In Europa seien Probleme bei der Covid-19 Impfkampagne erwartet worden, was sich durch Strategiewechsel und Verzögerungen bestätigt habe. „Die europäische Wirtschaft schien trotzdem krisenfest,“ sagt Becker. „Die Zahlen des Dienstleistungssektors blieben stabil und auch die Indikatoren für das verarbeitende Gewerbe waren zuletzt sehr gut.“ Die Impfungen hätten dennoch teilweise für Probleme gesorgt, sodass es zeitweise zu weiteren Kontaktbeschränkungen kam. Mit dem Voranschreiten der Impfkampagne sei die europäische Wirtschaft aber in einer guten Position, um parallel zur Erholung der Weltwirtschaft zu wachsen: „Der Konsens ist, dass das reale Euroraum-BIP 2021 um 4,25 Prozent wächst,“ so der Experte. „Die Inflation wird den Prognosen zufolge auf 1,5 Prozent steigen.“ Das Pandemie-Notfallkaufprogramm der EZB sorge aber weiter für eine bessere Markttechnik. Die EZB habe im März mitgeteilt, dass sie die Wertpapierkäufe beschleunigen will.
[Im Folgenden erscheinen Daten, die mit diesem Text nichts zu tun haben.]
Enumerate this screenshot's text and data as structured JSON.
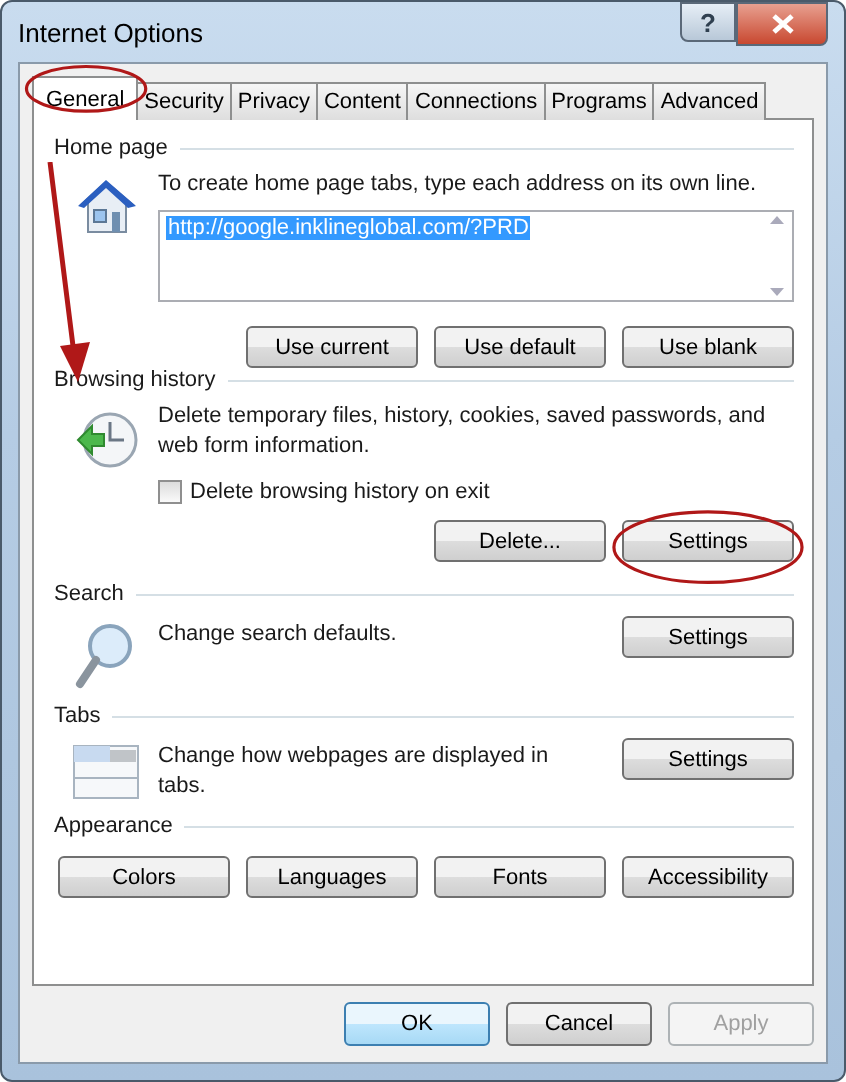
{
  "window": {
    "title": "Internet Options",
    "help_button": "?"
  },
  "tabs": [
    {
      "label": "General",
      "selected": true,
      "annotated": true
    },
    {
      "label": "Security",
      "selected": false,
      "annotated": false
    },
    {
      "label": "Privacy",
      "selected": false,
      "annotated": false
    },
    {
      "label": "Content",
      "selected": false,
      "annotated": false
    },
    {
      "label": "Connections",
      "selected": false,
      "annotated": false
    },
    {
      "label": "Programs",
      "selected": false,
      "annotated": false
    },
    {
      "label": "Advanced",
      "selected": false,
      "annotated": false
    }
  ],
  "sections": [
    {
      "kind": "home",
      "title": "Home page",
      "description": "To create home page tabs, type each address on its own line.",
      "url": {
        "value": "http://google.inklineglobal.com/?PRD",
        "selected": true
      },
      "buttons": [
        {
          "label": "Use current",
          "annotated": false
        },
        {
          "label": "Use default",
          "annotated": false
        },
        {
          "label": "Use blank",
          "annotated": false
        }
      ]
    },
    {
      "kind": "history",
      "title": "Browsing history",
      "description": "Delete temporary files, history, cookies, saved passwords, and web form information.",
      "checkbox": {
        "label": "Delete browsing history on exit",
        "checked": false
      },
      "buttons": [
        {
          "label": "Delete...",
          "annotated": false
        },
        {
          "label": "Settings",
          "annotated": true
        }
      ]
    },
    {
      "kind": "search",
      "title": "Search",
      "description": "Change search defaults.",
      "buttons": [
        {
          "label": "Settings",
          "annotated": false
        }
      ]
    },
    {
      "kind": "tabs",
      "title": "Tabs",
      "description": "Change how webpages are displayed in tabs.",
      "buttons": [
        {
          "label": "Settings",
          "annotated": false
        }
      ]
    },
    {
      "kind": "appearance",
      "title": "Appearance",
      "buttons": [
        {
          "label": "Colors",
          "annotated": false
        },
        {
          "label": "Languages",
          "annotated": false
        },
        {
          "label": "Fonts",
          "annotated": false
        },
        {
          "label": "Accessibility",
          "annotated": false
        }
      ]
    }
  ],
  "footer_buttons": [
    {
      "label": "OK",
      "default": true,
      "disabled": false
    },
    {
      "label": "Cancel",
      "default": false,
      "disabled": false
    },
    {
      "label": "Apply",
      "default": false,
      "disabled": true
    }
  ]
}
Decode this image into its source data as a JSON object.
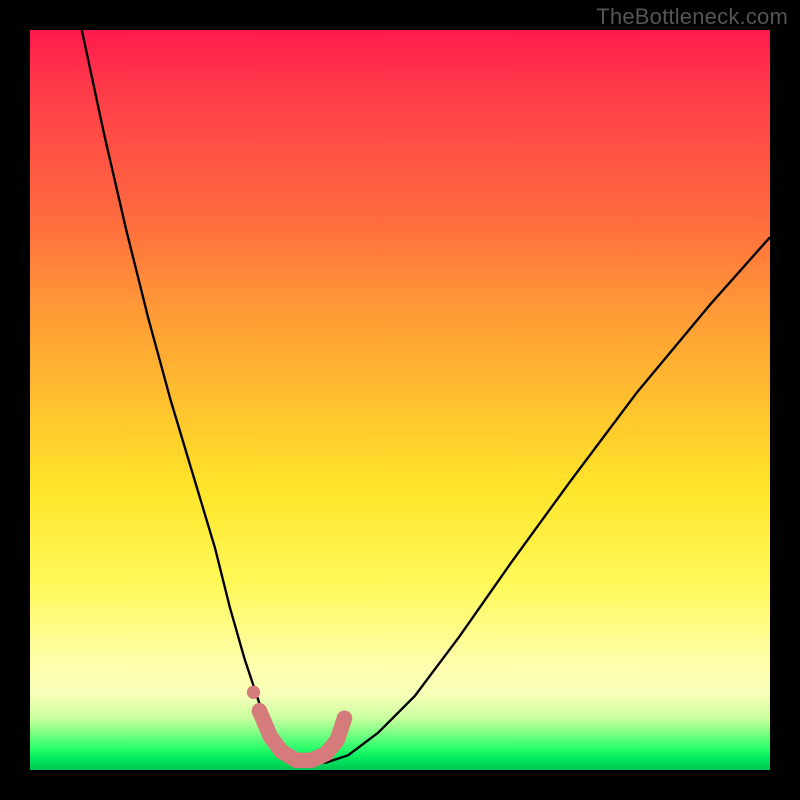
{
  "watermark": "TheBottleneck.com",
  "chart_data": {
    "type": "line",
    "title": "",
    "xlabel": "",
    "ylabel": "",
    "xlim": [
      0,
      100
    ],
    "ylim": [
      0,
      100
    ],
    "grid": false,
    "legend": false,
    "background_gradient_stops": [
      {
        "pos": 0,
        "color": "#ff1a4d"
      },
      {
        "pos": 25,
        "color": "#ff6a3f"
      },
      {
        "pos": 50,
        "color": "#ffc02e"
      },
      {
        "pos": 75,
        "color": "#fff95a"
      },
      {
        "pos": 95,
        "color": "#7dff84"
      },
      {
        "pos": 100,
        "color": "#00c653"
      }
    ],
    "series": [
      {
        "name": "bottleneck-curve",
        "stroke": "#000000",
        "stroke_width": 2,
        "x": [
          7,
          10,
          13,
          16,
          19,
          22,
          25,
          27,
          29,
          31,
          33,
          35,
          37,
          40,
          43,
          47,
          52,
          58,
          65,
          73,
          82,
          92,
          100
        ],
        "values": [
          100,
          86,
          73,
          61,
          50,
          40,
          30,
          22,
          15,
          9,
          5,
          2,
          1,
          1,
          2,
          5,
          10,
          18,
          28,
          39,
          51,
          63,
          72
        ]
      },
      {
        "name": "optimal-zone-marker",
        "stroke": "#d57b7b",
        "stroke_width": 14,
        "linecap": "round",
        "x": [
          31,
          32.5,
          34,
          36,
          38,
          40,
          41.5,
          42.5
        ],
        "values": [
          8,
          4.5,
          2.5,
          1.3,
          1.3,
          2.2,
          4,
          7
        ]
      }
    ],
    "extra_points": [
      {
        "name": "marker-dot-left",
        "x": 30.2,
        "y": 10.5,
        "r": 6,
        "color": "#d57b7b"
      }
    ]
  }
}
Dennoch könnten die Erholung der Weltwirtschaft und ein entsprechender Anstieg der US-Renditen auch die europäischen Renditen weiter steigen lassen. „Deshalb setzen wir insgesamt auf eine kürzere Duration,“ erklärt er. „Chancen bieten ausgewählte Peripherieländeranleihen.“ Aufgrund der Tendenz zu höheren Renditen und einer potentiell höheren Volatilität sei aber Vorsicht geboten.

3. Japan

„Die Bank of Japan hat im März mehrere kleinere Änderungen ihrer Geldpolitik vorgenommen,“ erläutert Becker. Demnach sei zwar weiterhin eine Zehnjahresrendite „nahe null“ anzustreben, doch könne sie nun um +- 25 Basispunkte davon abweichen, statt wie bisher nur um 20 Basispunkte. Die BoJ habe außerdem die Zusage widerrufen, in einem vorab definierten Rahmen Aktien zu kaufen. „Sie kaufen zwar weiterhin Aktien mit einer Obergrenze, aber jetzt ist der Zeitrahmen flexibel,“ so Becker. „Es wird nur noch gekauft, wenn die Notenbank dies für sinnvoll hält.“ Die BoJ könne so ihre Zinsen senken, um bei Bedarf die Finanzbedingungen zu lockern, zugleich würden die negativen Nebenwirkungen der lockeren Geldpolitik gemildert. „Die Geldpolitik der BoJ dürfte auch auf absehbare Zeit expansiv bleiben,“ so Becker. „Die Inflation ist noch weit von den zwei Prozent entfernt.“ Dies läge an einer Outputlücke, aber auch daran, dass die Regierung bei ihren Maßnahmen auf Preissenkung setze. Bei japanischen Anleihen solle man aber trotzdem vorsichtig sein: „Wir glauben, dass die Notenbank Wege suchen wird, um für eine steilere Zinsstrukturkurve zu sorgen, ohne die Geldpolitik zu straffen.“ Dazu erhöhe die BoJ auch ihre Bankensubventionen, wie der Anstieg der Kredite in ihrer Bilanz zeigt. Durch Diversifikation der geldpolitischen Instrumente könne sich aber der Druck auf langlaufende Staatsanleihen verringern.